# Yearly Profit Margin



## preach it

About this time of year I figure out my profit margin so far for the year. At this point it is 30% profit. It will go up as the year ends as most of my expenses are in the spring. I have averaged most years about 33% profit. I am curious if this is comparable to others in the Tree Service industry. Let me know what kind of profit margin some of you have in the tree business.


----------



## mckeetree

preach it said:


> About this time of year I figure out my profit margin so far for the year. At this point it is 30% profit. It will go up as the year ends as most of my expenses are in the spring. I have averaged most years about 33% profit. I am curious if this is comparable to others in the Tree Service industry. Let me know what kind of profit margin some of you have in the tree business.



Average overall about 18%.


----------



## preach it

I trim and remove trees and grind stumps. I try to keep my costs down by not venturing very long distances. I try to replace equipment as it wears out, sometimes with new, sometimes used. The thirty percent profit looks good on paper but I wish that I had more coming in.


----------



## appalachianarbo

Today I'm at 43%

Gotta make an insurance payment though this week!


----------



## mckeetree

appalachianarbo said:


> Today I'm at 43%
> 
> Gotta make an insurance payment though this week!



43% huh. Mmmmmmmm.


----------



## Slvrmple72

The wife lets me keep 5%:greenchainsaw: I am at 42% up 18% from last year! My body aches pretty much all of the time so I am seriously thinking of a Toro Dingo/trailer next year.

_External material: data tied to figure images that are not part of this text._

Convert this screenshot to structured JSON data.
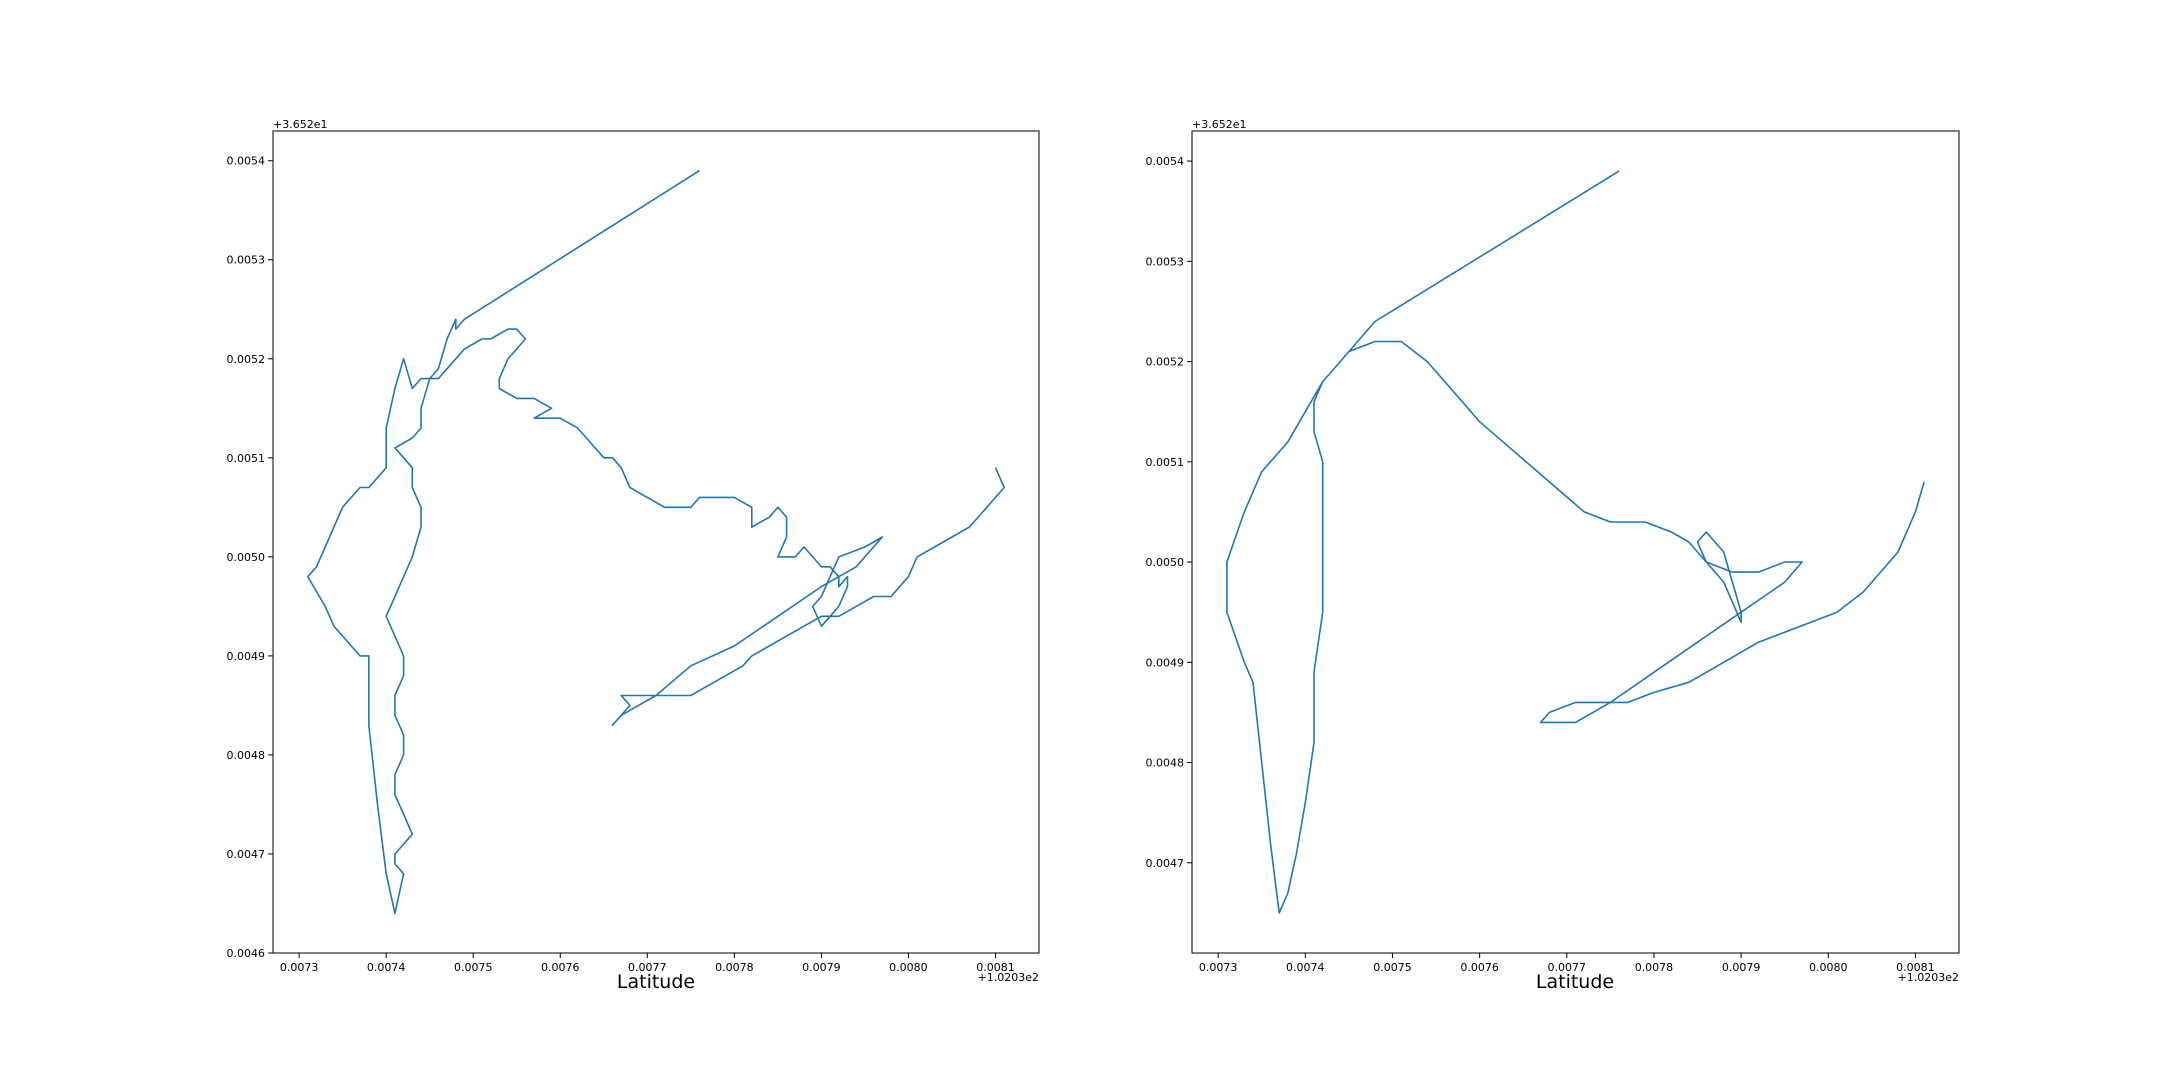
{
  "figure": {
    "background": "#ffffff",
    "line_color": "#1f77b4"
  },
  "chart_data": [
    {
      "type": "line",
      "title": "",
      "xlabel": "Latitude",
      "ylabel": "",
      "x_offset_label": "+1.0203e2",
      "y_offset_label": "+3.652e1",
      "xlim": [
        0.00727,
        0.00815
      ],
      "ylim": [
        0.0046,
        0.00543
      ],
      "x_ticks": [
        0.0073,
        0.0074,
        0.0075,
        0.0076,
        0.0077,
        0.0078,
        0.0079,
        0.008,
        0.0081
      ],
      "x_tick_labels": [
        "0.0073",
        "0.0074",
        "0.0075",
        "0.0076",
        "0.0077",
        "0.0078",
        "0.0079",
        "0.0080",
        "0.0081"
      ],
      "y_ticks": [
        0.0046,
        0.0047,
        0.0048,
        0.0049,
        0.005,
        0.0051,
        0.0052,
        0.0053,
        0.0054
      ],
      "y_tick_labels": [
        "0.0046",
        "0.0047",
        "0.0048",
        "0.0049",
        "0.0050",
        "0.0051",
        "0.0052",
        "0.0053",
        "0.0054"
      ],
      "grid": false,
      "series": [
        {
          "x": [
            0.00776,
            0.00749,
            0.00748,
            0.00748,
            0.00747,
            0.00746,
            0.00745,
            0.00744,
            0.00743,
            0.00742,
            0.00741,
            0.0074,
            0.0074,
            0.00738,
            0.00737,
            0.00736,
            0.00735,
            0.00734,
            0.00733,
            0.00732,
            0.00731,
            0.00733,
            0.00734,
            0.00735,
            0.00736,
            0.00737,
            0.00738,
            0.00738,
            0.00739,
            0.0074,
            0.00741,
            0.00742,
            0.00741,
            0.00741,
            0.00742,
            0.00743,
            0.00742,
            0.00741,
            0.00741,
            0.00742,
            0.00742,
            0.00741,
            0.00741,
            0.00742,
            0.00742,
            0.00741,
            0.0074,
            0.00741,
            0.00742,
            0.00743,
            0.00744,
            0.00744,
            0.00743,
            0.00743,
            0.00742,
            0.00741,
            0.00743,
            0.00744,
            0.00744,
            0.00745,
            0.00746,
            0.00747,
            0.00748,
            0.00749,
            0.00751,
            0.00752,
            0.00754,
            0.00755,
            0.00756,
            0.00754,
            0.00753,
            0.00753,
            0.00755,
            0.00757,
            0.00759,
            0.00757,
            0.0076,
            0.00762,
            0.00764,
            0.00765,
            0.00766,
            0.00767,
            0.00768,
            0.0077,
            0.00772,
            0.00773,
            0.00775,
            0.00776,
            0.00778,
            0.0078,
            0.00782,
            0.00782,
            0.00784,
            0.00785,
            0.00786,
            0.00786,
            0.00785,
            0.00787,
            0.00788,
            0.00789,
            0.0079,
            0.00791,
            0.00792,
            0.00792,
            0.00793,
            0.00793,
            0.00792,
            0.00791,
            0.0079,
            0.00789,
            0.0079,
            0.00791,
            0.00792,
            0.00795,
            0.00797,
            0.00794,
            0.0079,
            0.00785,
            0.0078,
            0.00775,
            0.00771,
            0.00767,
            0.00766,
            0.00768,
            0.00767,
            0.00769,
            0.00772,
            0.00775,
            0.00777,
            0.00779,
            0.00781,
            0.00782,
            0.00784,
            0.00786,
            0.00788,
            0.0079,
            0.00792,
            0.00794,
            0.00796,
            0.00798,
            0.008,
            0.00801,
            0.00803,
            0.00805,
            0.00807,
            0.00809,
            0.0081,
            0.00811,
            0.0081
          ],
          "y": [
            0.00539,
            0.00524,
            0.00523,
            0.00524,
            0.00522,
            0.00519,
            0.00518,
            0.00518,
            0.00517,
            0.0052,
            0.00517,
            0.00513,
            0.00509,
            0.00507,
            0.00507,
            0.00506,
            0.00505,
            0.00503,
            0.00501,
            0.00499,
            0.00498,
            0.00495,
            0.00493,
            0.00492,
            0.00491,
            0.0049,
            0.0049,
            0.00483,
            0.00475,
            0.00468,
            0.00464,
            0.00468,
            0.00469,
            0.0047,
            0.00471,
            0.00472,
            0.00474,
            0.00476,
            0.00478,
            0.0048,
            0.00482,
            0.00484,
            0.00486,
            0.00488,
            0.0049,
            0.00492,
            0.00494,
            0.00496,
            0.00498,
            0.005,
            0.00503,
            0.00505,
            0.00507,
            0.00509,
            0.0051,
            0.00511,
            0.00512,
            0.00513,
            0.00515,
            0.00518,
            0.00518,
            0.00519,
            0.0052,
            0.00521,
            0.00522,
            0.00522,
            0.00523,
            0.00523,
            0.00522,
            0.0052,
            0.00518,
            0.00517,
            0.00516,
            0.00516,
            0.00515,
            0.00514,
            0.00514,
            0.00513,
            0.00511,
            0.0051,
            0.0051,
            0.00509,
            0.00507,
            0.00506,
            0.00505,
            0.00505,
            0.00505,
            0.00506,
            0.00506,
            0.00506,
            0.00505,
            0.00503,
            0.00504,
            0.00505,
            0.00504,
            0.00502,
            0.005,
            0.005,
            0.00501,
            0.005,
            0.00499,
            0.00499,
            0.00498,
            0.00497,
            0.00498,
            0.00497,
            0.00495,
            0.00494,
            0.00493,
            0.00495,
            0.00496,
            0.00498,
            0.005,
            0.00501,
            0.00502,
            0.00499,
            0.00497,
            0.00494,
            0.00491,
            0.00489,
            0.00486,
            0.00484,
            0.00483,
            0.00485,
            0.00486,
            0.00486,
            0.00486,
            0.00486,
            0.00487,
            0.00488,
            0.00489,
            0.0049,
            0.00491,
            0.00492,
            0.00493,
            0.00494,
            0.00494,
            0.00495,
            0.00496,
            0.00496,
            0.00498,
            0.005,
            0.00501,
            0.00502,
            0.00503,
            0.00505,
            0.00506,
            0.00507,
            0.00509
          ]
        }
      ]
    },
    {
      "type": "line",
      "title": "",
      "xlabel": "Latitude",
      "ylabel": "",
      "x_offset_label": "+1.0203e2",
      "y_offset_label": "+3.652e1",
      "xlim": [
        0.00727,
        0.00815
      ],
      "ylim": [
        0.00461,
        0.00543
      ],
      "x_ticks": [
        0.0073,
        0.0074,
        0.0075,
        0.0076,
        0.0077,
        0.0078,
        0.0079,
        0.008,
        0.0081
      ],
      "x_tick_labels": [
        "0.0073",
        "0.0074",
        "0.0075",
        "0.0076",
        "0.0077",
        "0.0078",
        "0.0079",
        "0.0080",
        "0.0081"
      ],
      "y_ticks": [
        0.0047,
        0.0048,
        0.0049,
        0.005,
        0.0051,
        0.0052,
        0.0053,
        0.0054
      ],
      "y_tick_labels": [
        "0.0047",
        "0.0048",
        "0.0049",
        "0.0050",
        "0.0051",
        "0.0052",
        "0.0053",
        "0.0054"
      ],
      "grid": false,
      "series": [
        {
          "x": [
            0.00776,
            0.00748,
            0.00746,
            0.00744,
            0.00742,
            0.0074,
            0.00738,
            0.00735,
            0.00733,
            0.00731,
            0.00731,
            0.00733,
            0.00734,
            0.00735,
            0.00736,
            0.00737,
            0.00738,
            0.00739,
            0.0074,
            0.00741,
            0.00741,
            0.00742,
            0.00742,
            0.00742,
            0.00742,
            0.00741,
            0.00741,
            0.00742,
            0.00743,
            0.00745,
            0.00748,
            0.00751,
            0.00754,
            0.00757,
            0.0076,
            0.00764,
            0.00768,
            0.00772,
            0.00775,
            0.00779,
            0.00782,
            0.00784,
            0.00786,
            0.00788,
            0.00789,
            0.0079,
            0.0079,
            0.00789,
            0.00788,
            0.00786,
            0.00785,
            0.00786,
            0.00789,
            0.00792,
            0.00795,
            0.00797,
            0.00795,
            0.0079,
            0.00785,
            0.0078,
            0.00775,
            0.00771,
            0.00768,
            0.00767,
            0.00768,
            0.00771,
            0.00774,
            0.00777,
            0.0078,
            0.00784,
            0.00788,
            0.00792,
            0.00795,
            0.00798,
            0.00801,
            0.00804,
            0.00806,
            0.00808,
            0.0081,
            0.00811
          ],
          "y": [
            0.00539,
            0.00524,
            0.00522,
            0.0052,
            0.00518,
            0.00515,
            0.00512,
            0.00509,
            0.00505,
            0.005,
            0.00495,
            0.0049,
            0.00488,
            0.0048,
            0.00472,
            0.00465,
            0.00467,
            0.00471,
            0.00476,
            0.00482,
            0.00489,
            0.00495,
            0.005,
            0.00506,
            0.0051,
            0.00513,
            0.00516,
            0.00518,
            0.00519,
            0.00521,
            0.00522,
            0.00522,
            0.0052,
            0.00517,
            0.00514,
            0.00511,
            0.00508,
            0.00505,
            0.00504,
            0.00504,
            0.00503,
            0.00502,
            0.005,
            0.00498,
            0.00496,
            0.00494,
            0.00495,
            0.00498,
            0.00501,
            0.00503,
            0.00502,
            0.005,
            0.00499,
            0.00499,
            0.005,
            0.005,
            0.00498,
            0.00495,
            0.00492,
            0.00489,
            0.00486,
            0.00484,
            0.00484,
            0.00484,
            0.00485,
            0.00486,
            0.00486,
            0.00486,
            0.00487,
            0.00488,
            0.0049,
            0.00492,
            0.00493,
            0.00494,
            0.00495,
            0.00497,
            0.00499,
            0.00501,
            0.00505,
            0.00508
          ]
        }
      ]
    }
  ]
}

Now if I can just get a loan...?


----------



## appalachianarbo

> 43% huh. Mmmmmmmm.



Yup. Extremely low overhead.


----------



## BCbound

Curious, Are these profit margins after you pay yourself a wage?


----------



## preach it

For me the profit margin is my wage.


----------



## mckeetree

preach it said:


> For me the profit margin is my wage.



Really?


----------



## preach it

Yes. Small business, one occassional employee besides me, the owner. Some days pay well, some don't. But over all the profit margin is about 30%. I have averaged about that most years. I did buy another stump grinder this year which brought my profits down a little bit at this point. It is a bigger grinder which will bring bigger profits with bigger contracts in the future. I am just trying to find out if my profit percentage is high, low, or average. If it is high, then I am doing something right, if it is low, I need to change some things.


----------



## mckeetree

preach it said:


> Yes. Small business, one occassional employee besides me, the owner. Some days pay well, some don't. But over all the profit margin is about 30%. I have averaged about that most years. I did buy another stump grinder this year which brought my profits down a little bit at this point. It is a bigger grinder which will bring bigger profits with bigger contracts in the future. I am just trying to find out if my profit percentage is high, low, or average. If it is high, then I am doing something right, if it is low, I need to change some things.



Well for us it would be high. If this company could average 30% clear profit I could retire in 7 or 8 years.


----------



## Garfield

*Apples to Oranges*

To get meaningful comparisons you have to use the same formula to arrive at the numbers and be comparing similar sized companies. A one man show with climbing gear, no insurance and a hand saw may bill out 40,000 and have an 80% profit margin = 32,000 A larger company could have 1,000,000 in sales with a 15% margin= 150,000. Me, I borrowed money to buy equipment so.....it's not good. Hoping to grow the business next year.


----------



## BC WetCoast

preach it said:


> Yes. Small business, one occassional employee besides me, the owner. Some days pay well, some don't. But over all the profit margin is about 30%. I have averaged about that most years. I did buy another stump grinder this year which brought my profits down a little bit at this point. It is a bigger grinder which will bring bigger profits with bigger contracts in the future. I am just trying to find out if my profit percentage is high, low, or average. If it is high, then I am doing something right, if it is low, I need to change some things.



Buying the grinder shouldn't have a drastic negative effect on your profits. You should be amortizing the cost of the grinder over the expected life, say 8 years. So if you spent $24,000 on the grinder, then your yearly cost will only be $3000. 

Don't confuse profitability from cash flow. Profitability takes non-cash items such as depreciation into account.


----------



## arbor pro

I hit 50% this year as a one-man show. Worked my butt off though and did almost double the work volume of last year with not much more overhead. A big factor I think was that I did a lot of hourly-billed work vs bidding. It sure helps the bottom line when you're billing out almost every minute of your day!


----------



## chucknduck

so is 50% good for a three man show, one climber(owner) and two groundies? Im from New mexico, so over head is lower than a lot of states(free brush and chip disposal, cheap living).


----------